Although I can no longer fish for salmon because of arthritis, I am concerned about the state of salmon fishing and the mental attitude of many 21st century salmon anglers here in Britain. I have nearly completed a fuller account of the reasons for my concern for FF&FT, but may I summarise what I see to be the problem.


Fly-fishers in general are growing older, with fewer young folk – and by young I mean people under the age of 30, maybe even 40 – taking up the sport. Come to British Fly Fair in February and count the number of people who do not have white hair. As we age we are less able to fish hard for long periods.
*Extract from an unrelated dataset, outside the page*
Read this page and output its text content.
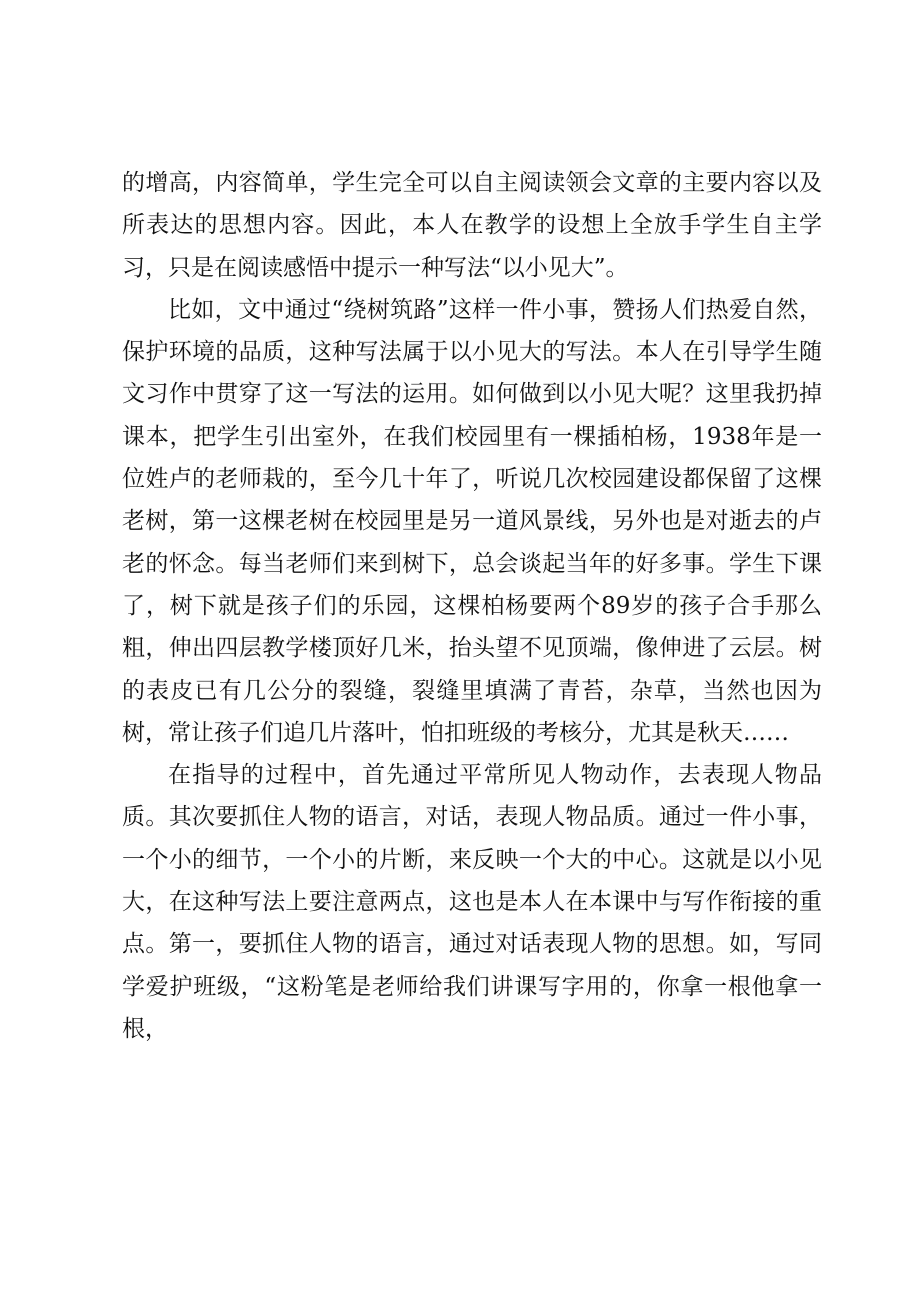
的增高，内容简单，学生完全可以自主阅读领会文章的主要内容以及所表达的思想内容。因此，本人在教学的设想上全放手学生自主学习，只是在阅读感悟中提示一种写法“以小见大”。

比如，文中通过“绕树筑路”这样一件小事，赞扬人们热爱自然，保护环境的品质，这种写法属于以小见大的写法。本人在引导学生随文习作中贯穿了这一写法的运用。如何做到以小见大呢？这里我扔掉课本，把学生引出室外，在我们校园里有一棵插柏杨，1938年是一位姓卢的老师栽的，至今几十年了，听说几次校园建设都保留了这棵老树，第一这棵老树在校园里是另一道风景线，另外也是对逝去的卢老的怀念。每当老师们来到树下，总会谈起当年的好多事。学生下课了，树下就是孩子们的乐园，这棵柏杨要两个89岁的孩子合手那么粗，伸出四层教学楼顶好几米，抬头望不见顶端，像伸进了云层。树的表皮已有几公分的裂缝，裂缝里填满了青苔，杂草，当然也因为树，常让孩子们追几片落叶，怕扣班级的考核分，尤其是秋天……

在指导的过程中，首先通过平常所见人物动作，去表现人物品质。其次要抓住人物的语言，对话，表现人物品质。通过一件小事，一个小的细节，一个小的片断，来反映一个大的中心。这就是以小见大，在这种写法上要注意两点，这也是本人在本课中与写作衔接的重点。第一，要抓住人物的语言，通过对话表现人物的思想。如，写同学爱护班级，“这粉笔是老师给我们讲课写字用的，你拿一根他拿一根，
My pals and I used to fish from dawn to dusk in September and October, with very short breaks for coffee and lunch. Even then, we would not average a salmon per day; far from it. But we persevered and, on occasion, we caught a fish at last light having made the first cast at sunrise. We cannot do that today, and certainly not day after day. And there are not the gang of younger anglers taking the place of us Oldies, putting in the hours and catching the fish.


In those days we did not have all this tweeting, and googling, and other modern messing with a funny phone stuck in the ear-hole. So someone twitters on about not catching a salmon in River X so everyone says, “There are no salmon in River X so we won’t go there!” Yet River X may have salmon, waiting to be caught.


I find it sad that fly-fishers report nipping down to a great salmon river in October to catch a few grayling and finding not one salmon fishing there. Or of salmon rivers having overgrown footpaths. I have found it sad, in the last three Octobers, strolling along a salmon river as I search for wild fruits such as crab apples and sloes, I see great beats with no one fishing them. Or I see Oldies like me, heading homewards at lunchtime, saying, “We’ve fished since nine o’clock and not even seen a salmon!”

December is upon us. Get that tackle sorted for the next season and get the fly-boxes filled. The days will start lengthening shortly. In the meantime, Happy Christmas.